While a regional leader of their congregation’s mission, Holy Spirit Sisters in Korea, Libron has had multiple roles for Filipinos in distress. It was so natural of her that her concern and care for Filipinos could not be contained.
Medical, financial assistance
From medical to financial assistance were provided to mostly undocumented Filipino migrants and Filipinos married to Koreans through Libron.
These were made possible through her ability to successfully solicit and convince different nongovernment organizations and some local level government units of Korea even when a Filipino woman is not eligible for the benefits due to some legal impediments.
She made it a point to be available when her wards would undergo stressful medical procedures.
Who would have thought that some homeless Filipino families in a foreign land would be sheltered with their own without spending any amount?
Libron proved a possibility to this because of her intervention.
Community building can also be attributed to Libron. With her education and formation programs, she was instrumental in the establishment of the Filipino-Korean Community which is now the sole Filipino community in Guri City with 100 Filipino-Korean multicultural families and well-trained leaders since 2010.

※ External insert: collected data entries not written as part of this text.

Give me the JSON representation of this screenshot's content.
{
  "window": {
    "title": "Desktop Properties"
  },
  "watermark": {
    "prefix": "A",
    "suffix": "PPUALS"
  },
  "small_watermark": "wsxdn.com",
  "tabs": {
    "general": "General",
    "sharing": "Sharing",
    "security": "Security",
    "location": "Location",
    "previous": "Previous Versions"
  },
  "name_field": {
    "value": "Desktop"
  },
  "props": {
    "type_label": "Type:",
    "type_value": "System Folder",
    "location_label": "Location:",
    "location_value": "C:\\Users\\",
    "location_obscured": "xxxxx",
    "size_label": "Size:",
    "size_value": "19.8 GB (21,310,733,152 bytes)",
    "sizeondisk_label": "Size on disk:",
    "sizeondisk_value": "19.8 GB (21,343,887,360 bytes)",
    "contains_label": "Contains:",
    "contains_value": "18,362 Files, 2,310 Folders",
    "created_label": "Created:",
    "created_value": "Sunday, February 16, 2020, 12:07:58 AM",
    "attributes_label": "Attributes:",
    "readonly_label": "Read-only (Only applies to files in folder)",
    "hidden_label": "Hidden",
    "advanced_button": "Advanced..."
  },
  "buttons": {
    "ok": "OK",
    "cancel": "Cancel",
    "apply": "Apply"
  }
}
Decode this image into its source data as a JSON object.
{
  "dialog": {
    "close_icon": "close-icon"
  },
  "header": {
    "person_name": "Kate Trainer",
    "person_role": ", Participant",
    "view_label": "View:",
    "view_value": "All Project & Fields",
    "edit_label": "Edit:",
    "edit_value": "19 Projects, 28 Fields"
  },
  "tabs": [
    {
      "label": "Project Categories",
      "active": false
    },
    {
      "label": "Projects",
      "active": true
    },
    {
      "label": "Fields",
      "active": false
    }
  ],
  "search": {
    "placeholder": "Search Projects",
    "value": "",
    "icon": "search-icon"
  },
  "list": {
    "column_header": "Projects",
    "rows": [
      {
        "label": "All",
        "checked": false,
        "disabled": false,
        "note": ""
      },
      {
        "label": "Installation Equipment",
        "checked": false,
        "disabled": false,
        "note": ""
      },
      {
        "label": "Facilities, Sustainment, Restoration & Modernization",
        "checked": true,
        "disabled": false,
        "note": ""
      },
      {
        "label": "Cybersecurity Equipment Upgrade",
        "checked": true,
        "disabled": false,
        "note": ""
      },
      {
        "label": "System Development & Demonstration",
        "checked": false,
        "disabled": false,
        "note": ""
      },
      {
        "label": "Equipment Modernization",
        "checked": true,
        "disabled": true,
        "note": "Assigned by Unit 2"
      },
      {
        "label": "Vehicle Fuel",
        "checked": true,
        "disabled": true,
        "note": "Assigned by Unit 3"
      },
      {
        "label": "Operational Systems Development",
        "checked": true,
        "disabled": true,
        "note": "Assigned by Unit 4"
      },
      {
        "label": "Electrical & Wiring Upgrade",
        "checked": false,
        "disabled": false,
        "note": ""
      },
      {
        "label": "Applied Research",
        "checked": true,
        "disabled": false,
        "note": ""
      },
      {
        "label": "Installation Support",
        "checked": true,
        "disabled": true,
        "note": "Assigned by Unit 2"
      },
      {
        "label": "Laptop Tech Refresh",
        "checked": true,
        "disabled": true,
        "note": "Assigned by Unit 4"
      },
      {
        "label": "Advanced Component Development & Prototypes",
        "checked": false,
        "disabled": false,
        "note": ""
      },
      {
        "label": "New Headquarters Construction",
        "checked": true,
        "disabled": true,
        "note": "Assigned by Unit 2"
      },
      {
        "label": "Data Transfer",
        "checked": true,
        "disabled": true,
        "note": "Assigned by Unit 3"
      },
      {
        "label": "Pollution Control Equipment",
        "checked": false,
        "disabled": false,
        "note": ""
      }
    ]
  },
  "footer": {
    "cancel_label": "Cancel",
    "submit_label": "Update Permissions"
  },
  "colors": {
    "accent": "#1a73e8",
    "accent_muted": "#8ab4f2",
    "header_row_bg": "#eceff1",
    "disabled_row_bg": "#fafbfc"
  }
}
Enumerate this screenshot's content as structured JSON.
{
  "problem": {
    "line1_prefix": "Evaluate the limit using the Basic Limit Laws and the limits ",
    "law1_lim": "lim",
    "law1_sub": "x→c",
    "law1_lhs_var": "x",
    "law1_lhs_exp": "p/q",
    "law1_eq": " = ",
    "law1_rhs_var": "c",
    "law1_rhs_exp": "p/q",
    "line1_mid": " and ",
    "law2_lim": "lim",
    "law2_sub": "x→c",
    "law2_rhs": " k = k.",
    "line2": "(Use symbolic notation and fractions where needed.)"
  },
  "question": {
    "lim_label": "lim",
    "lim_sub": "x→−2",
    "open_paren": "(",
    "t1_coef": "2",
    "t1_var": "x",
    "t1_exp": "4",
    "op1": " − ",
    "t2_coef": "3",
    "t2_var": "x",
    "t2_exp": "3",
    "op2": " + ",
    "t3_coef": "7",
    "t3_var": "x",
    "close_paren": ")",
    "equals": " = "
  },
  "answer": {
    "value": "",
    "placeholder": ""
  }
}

As a guidance counselor in a Filipino community in Onam in 2014, she addressed the marital concerns of Filipinos married to Koreans.
She helped them work out their critical problems by dishing out sound advice which enabled them to cope and weather the psychological consequences of a breakdown in family relations.
Acknowledging that the little knowledge of the Korean culture and language are great contributors to worsening multicultural marriage, Libron provided free language lessons to Filipinos.
For some, their long journey from their houses to Libron’s classroom is nothing as compared with what they are learning from her teachings as they are very comfortable with asking her anything.
Her counseling prowess made them realize the importance of developing a sense of independence if one were to survive in a foreign land.
After her six-year stint as the congregation’s leader, Libron was assigned to the HIV/AIDS ministry of the Korean government.
Despite her assignment for Koreans solely, her calling to look at the welfare of her fellow Filipinos didn’t wane.
As confidentiality is of extreme importance with her endeavor in handling HIV/AIDS cases, little is known of her humanitarian efforts.
Filipinos afflicted with HIV were put under her care and were given medication, food and counseling.
Her partnership with an American in running a charitable institution is her way of continuously providing for what she thinks are immediate needs of survival for Filipinos who needs special attention. Libron’s relentless love for them is indeed priceless.
In conferring the Banaag Award to Libron, the President recognizes her selfless dedication which ensures that Korea-based Filipino migrants can lead peaceful and meaningful family lives, and her inclusive missionary thrust that extends itself to both Korean and Filipino beneficiaries.